¡Noticias viejas, traspapeladas! En tiempo de lluvias, las alertas por radio, de la Marina, eran habituales; recomendaban a la población mantenerse alerta, barrer la calle para despejar las alcantarillas, guardar la calma y poner los animales a buen resguardo. Ni quien se alarmara en Pueblo con Malecón. Sí, había llovido. Sí, llovería. Eran noticias de rutina, nunca novedosas, creyeron.

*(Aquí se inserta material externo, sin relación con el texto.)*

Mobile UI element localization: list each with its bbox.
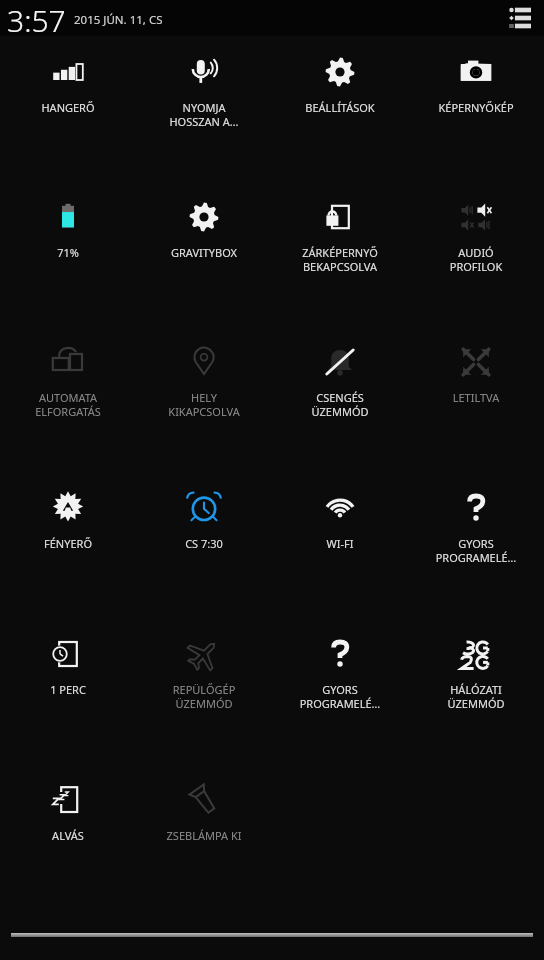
staticText: ZSEBLÁMPA KI <box>138 828 270 843</box>
staticText: 1 PERC <box>2 682 134 697</box>
button[interactable]: 71% <box>0 181 136 326</box>
button[interactable]: KÉPERNYŐKÉP <box>408 36 544 181</box>
button[interactable]: HANGERŐ <box>0 36 136 181</box>
button[interactable]: REPÜLŐGÉP ÜZEMMÓD <box>136 618 272 764</box>
button[interactable]: 1 PERC <box>0 618 136 764</box>
staticText: ALVÁS <box>2 828 134 843</box>
button[interactable]: Notifications list <box>502 1 536 35</box>
staticText: REPÜLŐGÉP ÜZEMMÓD <box>138 682 270 711</box>
button[interactable]: CS 7:30 <box>136 472 272 618</box>
staticText: 2015 JÚN. 11, CS <box>74 12 163 28</box>
button[interactable]: FÉNYERŐ <box>0 472 136 618</box>
button[interactable]: WI-FI <box>272 472 408 618</box>
staticText: 3:57 <box>7 0 66 36</box>
staticText: KÉPERNYŐKÉP <box>410 100 542 115</box>
staticText: GRAVITYBOX <box>138 245 270 260</box>
staticText: HÁLÓZATI ÜZEMMÓD <box>410 682 542 711</box>
button[interactable]: ALVÁS <box>0 764 136 910</box>
staticText: AUTOMATA ELFORGATÁS <box>2 390 134 419</box>
button[interactable]: GRAVITYBOX <box>136 181 272 326</box>
staticText: GYORS PROGRAMELÉ… <box>410 536 542 565</box>
button[interactable]: ZSEBLÁMPA KI <box>136 764 272 910</box>
button[interactable]: HÁLÓZATI ÜZEMMÓD <box>408 618 544 764</box>
button[interactable]: NYOMJA HOSSZAN A… <box>136 36 272 181</box>
staticText: HELY KIKAPCSOLVA <box>138 390 270 419</box>
button[interactable]: CSENGÉS ÜZEMMÓD <box>272 326 408 472</box>
staticText: AUDIÓ PROFILOK <box>410 245 542 274</box>
button[interactable]: AUDIÓ PROFILOK <box>408 181 544 326</box>
staticText: 71% <box>2 245 134 260</box>
staticText: GYORS PROGRAMELÉ… <box>274 682 406 711</box>
button[interactable]: LETILTVA <box>408 326 544 472</box>
staticText: FÉNYERŐ <box>2 536 134 551</box>
button[interactable]: ZÁRKÉPERNYŐ BEKAPCSOLVA <box>272 181 408 326</box>
staticText: NYOMJA HOSSZAN A… <box>138 100 270 129</box>
staticText: BEÁLLÍTÁSOK <box>274 100 406 115</box>
staticText: CSENGÉS ÜZEMMÓD <box>274 390 406 419</box>
button[interactable]: HELY KIKAPCSOLVA <box>136 326 272 472</box>
button[interactable]: BEÁLLÍTÁSOK <box>272 36 408 181</box>
staticText: WI-FI <box>274 536 406 551</box>
button[interactable]: GYORS PROGRAMELÉ… <box>408 472 544 618</box>
staticText: LETILTVA <box>410 390 542 405</box>
button[interactable]: AUTOMATA ELFORGATÁS <box>0 326 136 472</box>
staticText: HANGERŐ <box>2 100 134 115</box>
staticText: CS 7:30 <box>138 536 270 551</box>
staticText: ZÁRKÉPERNYŐ BEKAPCSOLVA <box>274 245 406 274</box>
button[interactable]: GYORS PROGRAMELÉ… <box>272 618 408 764</box>
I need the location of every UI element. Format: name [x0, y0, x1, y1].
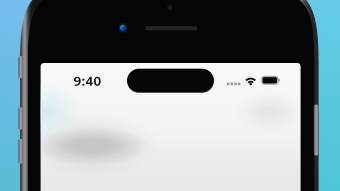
staticText: 9:40	[74, 72, 102, 89]
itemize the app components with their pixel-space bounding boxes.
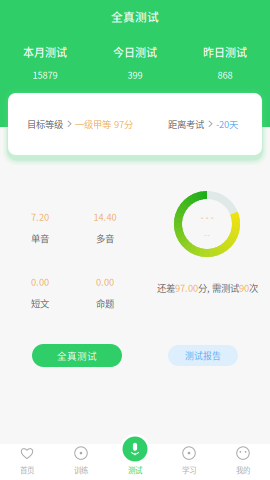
staticText: 距离考试	[168, 117, 204, 131]
staticText: 7.20	[31, 210, 49, 224]
staticText: - -	[204, 230, 210, 238]
staticText: 97.00	[175, 281, 198, 294]
staticText: 需测试	[212, 281, 239, 294]
staticText: 昨日测试	[203, 44, 247, 60]
staticText: 命题	[96, 296, 114, 310]
button[interactable]: 测试	[120, 434, 150, 464]
button[interactable]: 首页	[0, 444, 54, 480]
staticText: 目标等级	[27, 117, 63, 131]
button[interactable]: 学习	[162, 444, 216, 480]
staticText: 首页	[20, 465, 34, 475]
staticText: 97分	[114, 117, 133, 131]
staticText: 0.00	[31, 275, 49, 288]
staticText: -20天	[216, 117, 238, 131]
button[interactable]: 我的	[216, 444, 270, 480]
button[interactable]: 测试	[108, 444, 162, 480]
staticText: 次	[249, 281, 258, 294]
staticText: 15879	[32, 68, 58, 81]
staticText: 全真测试	[57, 348, 97, 362]
staticText: 0.00	[96, 275, 114, 288]
staticText: 测试	[128, 465, 142, 475]
staticText: 短文	[31, 296, 49, 310]
staticText: 868	[218, 68, 232, 81]
staticText: 399	[128, 68, 142, 81]
staticText: 训练	[74, 465, 88, 475]
staticText: 14.40	[94, 210, 116, 224]
button[interactable]: 全真测试	[32, 344, 122, 367]
staticText: 今日测试	[113, 44, 157, 60]
staticText: 测试报告	[185, 349, 221, 362]
staticText: 本月测试	[23, 44, 67, 60]
staticText: 一级甲等	[75, 117, 111, 131]
staticText: 全真测试	[111, 8, 159, 25]
staticText: 学习	[182, 465, 196, 475]
button[interactable]: 训练	[54, 444, 108, 480]
staticText: ,	[207, 281, 210, 294]
staticText: - - -	[200, 210, 214, 224]
staticText: 单音	[31, 232, 49, 245]
button[interactable]: 测试报告	[168, 345, 238, 366]
staticText: 多音	[96, 232, 114, 245]
staticText: 分	[198, 281, 207, 294]
staticText: 我的	[236, 465, 250, 475]
staticText: 还差	[157, 281, 175, 294]
staticText: 90	[239, 281, 249, 294]
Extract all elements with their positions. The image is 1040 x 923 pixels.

Creyeron mal. Un ciclón y un huracán habían chocado en la sierra inmediata. La lluvia, a su paso, iba reventando presas, desgajando cerros y bloqueando carreteras. La alerta de la Marina notificaba que el río se desbordaría, inundado Pueblo Con Malecón, repito, inundando Pueblo con Malecón. Los habitantes encendieron velas, desconectaron el refrigerador y esperaron especulando con la radio encendida. Llovió, cayó la noche, siguieron esperando, continuó lloviendo, la señal se debilitó a causa de los ventarrones, sobrevino la calma chicha: esa paz inconfundible antes de que se desaten los males. «Ay, el agua»”entró a las casas —casi todas de una sola planta—como ola y serpiente, abombachando la ropa y cubriendo tobillos, rodillas, cinturas y gavetas, inflamando las habitaciones hasta hacer flotar las camas. Creyeron poco. Del resto, que tuvieron que creer a fuerzas, hay fotografías: la gente en botes por las calles-canales. Los esquiferos ofreciendo «¿a dónde lo llevo, patrón?». Roperos puerta arriba, familias suplicando socorro sobre los techos de sus casas de rancho, arrastradas por la corriente del río. Vacas y caballos alargando el cuello para no ahogarse. Automóviles varados, los portales sin arcos. Las palmeras castigadas, el puente rebasado. Troncos, tractores, féretros a la deriva. Se acabaron las alertas de la Marina porque hasta los aparatos de radio estaban cubiertos de agua. No saben cuánto duró exactamente esa agua. No la lluvia: el agua que cubrió todo lo que era importante.
La inundación fue cediendo hasta que, un día, Pueblo con Malecón se reveló sobre una costra de lodo. Vino el recuento de los daños, era rapidísimo: todo se perdió. Las prendas, los colchones, los enseres domésticos, cada mueble, cada libro, cada piano, cada coche. En casa de mis abuelos fueron afortunados: quedó una vajilla. Mi abuela le quitó la lama con agua limpia, de renovar. Eso la animó. Puso a secar sus platos extendidos y soperos sobre una mesa pero la mesa tenía las patas podridas y la vajilla se desplomó contra el suelo en un griterío de añicos. A mi abuelo no le fue mejor: cuando levantó la cortina de su ferretería —aquel negocio familiar del que se hizo cargo a los 14 años, recién huérfano—vio la metástasis del óxido; por más préstamos que pidió, no logró recuperar la inversión. Tuvieron que migrar. A ambos, el duelo les duró el resto de la vida.
Ellos, como tantos habitantes de Pueblo con Malecón afirmaron que el orden de la vida, de los significados y de los rumbos se revolvió con esa inundación, la de 1955, y nada volvió a ser igual. Vaya, nada volvió a ser. Las noticias, desde entonces, fueron insuficientes. No bastaba saber si llovería o no, qué tromba rondaba, qué pasaba en la sierra. Querían saber dónde fue a parar su confianza, verdadera y definitiva, esa que no se diluye ni con el agua más persistente.
Creyeron en la versión de la pérdida y el desamparo y así, anudada la garganta, lo contaron a sus hijos y a los hijos de sus hijos. Mostraron las fotografías, impresas y relatadas, de su destino en Pueblo con Malecón. Creyeron, recordaron, se lamentaron durante cincuenta años. Y en ese lapso —no lo saben aún, se enterarán aquí mismo, leyendo— su memoria ha tenido un sentido: de repetirla, tan honda, hicieron un surco profundo en el pasado de la inundación por donde drenaron completamente el agua encharcada de su casa y de su ferretería. En el relato, a través de las generaciones que se tocan el corazón cuando saben de alguien desposeído, doliendo o migrante, los abuelos están secos y a salvo. Habrá que creer. Sí, llovió, sí, lloverá. Ninguna pérdida es en vano.